Sustainability Initiatives Not Sustained: Survey

August 19, 2002 ( - Public companies that initially adopt socially and environmentally friendly policies may find that it takes more to maintain that impact over time.

That, according to a new social investing survey of 140 large US firms, by PricewaterhouseCooplers LLC scheduled for release later this week, ahead of the second environmental world summit convening in Johannesburg, South Africa.

According to a Wall Street Journal report, talks at the conference are expected to center around ways businesses can graduate from merely being socially responsible to using their influence and financial resources to help sustain the world. Two common sustainability initiatives are helping to reverse ecological problems as well as feeding the poor.

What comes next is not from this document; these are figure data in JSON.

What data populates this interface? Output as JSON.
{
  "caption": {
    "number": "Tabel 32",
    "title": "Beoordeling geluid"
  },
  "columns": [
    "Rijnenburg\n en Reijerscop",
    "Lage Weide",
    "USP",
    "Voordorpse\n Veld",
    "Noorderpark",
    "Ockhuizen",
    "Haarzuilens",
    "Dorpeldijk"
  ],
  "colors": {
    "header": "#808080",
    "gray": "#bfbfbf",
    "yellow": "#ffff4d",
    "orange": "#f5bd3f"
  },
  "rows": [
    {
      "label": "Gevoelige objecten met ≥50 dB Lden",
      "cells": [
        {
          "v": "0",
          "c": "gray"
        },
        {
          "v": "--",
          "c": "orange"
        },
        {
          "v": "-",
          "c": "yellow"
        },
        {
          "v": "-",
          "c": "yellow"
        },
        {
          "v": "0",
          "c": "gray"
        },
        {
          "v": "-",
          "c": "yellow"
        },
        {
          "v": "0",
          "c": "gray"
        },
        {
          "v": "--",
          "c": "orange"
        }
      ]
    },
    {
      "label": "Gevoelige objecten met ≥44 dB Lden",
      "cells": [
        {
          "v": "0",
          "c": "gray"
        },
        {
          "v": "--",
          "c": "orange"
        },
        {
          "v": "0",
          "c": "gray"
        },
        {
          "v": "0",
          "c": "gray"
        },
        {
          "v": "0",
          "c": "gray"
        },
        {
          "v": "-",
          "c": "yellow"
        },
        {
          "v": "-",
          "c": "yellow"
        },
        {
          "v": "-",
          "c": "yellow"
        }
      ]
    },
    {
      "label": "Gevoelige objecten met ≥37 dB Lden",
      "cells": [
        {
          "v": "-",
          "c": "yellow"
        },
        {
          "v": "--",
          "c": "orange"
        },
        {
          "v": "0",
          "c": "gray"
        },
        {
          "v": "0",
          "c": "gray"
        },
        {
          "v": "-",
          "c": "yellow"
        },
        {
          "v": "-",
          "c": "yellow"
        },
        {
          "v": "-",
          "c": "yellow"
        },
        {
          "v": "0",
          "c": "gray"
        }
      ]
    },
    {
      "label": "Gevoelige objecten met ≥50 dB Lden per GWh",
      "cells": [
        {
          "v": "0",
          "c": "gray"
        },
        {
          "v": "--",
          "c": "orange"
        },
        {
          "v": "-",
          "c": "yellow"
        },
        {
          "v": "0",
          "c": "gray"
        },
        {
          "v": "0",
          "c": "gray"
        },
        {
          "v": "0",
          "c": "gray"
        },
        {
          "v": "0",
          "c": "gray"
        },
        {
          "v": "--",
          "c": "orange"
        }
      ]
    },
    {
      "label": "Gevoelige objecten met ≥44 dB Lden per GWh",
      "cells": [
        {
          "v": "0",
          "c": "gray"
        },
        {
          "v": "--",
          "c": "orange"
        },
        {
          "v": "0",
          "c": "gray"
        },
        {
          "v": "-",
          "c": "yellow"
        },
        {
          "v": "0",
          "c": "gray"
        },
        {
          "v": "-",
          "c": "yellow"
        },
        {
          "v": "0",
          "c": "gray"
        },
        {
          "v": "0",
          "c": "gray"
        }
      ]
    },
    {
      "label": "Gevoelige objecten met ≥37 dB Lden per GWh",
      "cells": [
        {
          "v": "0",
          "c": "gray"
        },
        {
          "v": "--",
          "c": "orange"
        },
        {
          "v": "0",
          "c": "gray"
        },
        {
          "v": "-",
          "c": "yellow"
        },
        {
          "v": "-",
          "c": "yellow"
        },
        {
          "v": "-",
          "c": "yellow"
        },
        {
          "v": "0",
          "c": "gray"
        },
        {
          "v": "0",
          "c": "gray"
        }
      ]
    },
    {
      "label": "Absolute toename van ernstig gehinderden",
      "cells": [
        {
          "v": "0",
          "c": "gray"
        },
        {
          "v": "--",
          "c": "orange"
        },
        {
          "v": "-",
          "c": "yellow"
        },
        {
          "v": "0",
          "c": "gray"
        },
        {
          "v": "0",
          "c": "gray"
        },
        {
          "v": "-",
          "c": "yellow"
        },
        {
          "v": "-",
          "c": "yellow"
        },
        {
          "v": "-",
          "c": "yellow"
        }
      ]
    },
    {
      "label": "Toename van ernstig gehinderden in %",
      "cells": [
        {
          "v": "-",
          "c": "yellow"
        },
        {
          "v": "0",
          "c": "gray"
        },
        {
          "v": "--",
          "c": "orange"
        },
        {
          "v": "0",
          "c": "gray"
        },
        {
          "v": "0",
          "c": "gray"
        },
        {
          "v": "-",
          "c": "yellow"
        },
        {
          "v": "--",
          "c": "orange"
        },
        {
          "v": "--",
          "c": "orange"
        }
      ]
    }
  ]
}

The new PWC survey found that three-quarters of the companies have kicked off a sustainability program including pollution-prevention and maintenance of environmental systems. PWC said that progress, mostly from large public multinational companies, is significant compared with a decade ago.

Corporate Follow Through

However, the PWC study found that 72% indicated they hadn’t followed through in making sure their sustainability programs are carried out in a more systematic manner.

PWC researchers said that puts the corporations at economic risk in case their reputations become tarnished by a public backlash over some practices, such as excessive logging. It also deprives them of the potential opportunity to market some green products such as cleaner-burning engines.

Risk to a company’s reputation has become a real concern on Wall Street following the spate of corporate accounting and ethics scandals. Indeed, 90% of the corporations that reported adopting some sustainable practices indicated in the PricewaterhouseCoopers survey that they did so, in large part, to enhance their reputations.

But not everyone is convinced of the urgency to act. Of the quarter of survey respondents who reported having adopted no sustainable practices, the majority indicated one of their main reasons for not doing so was the lack of a compelling business case.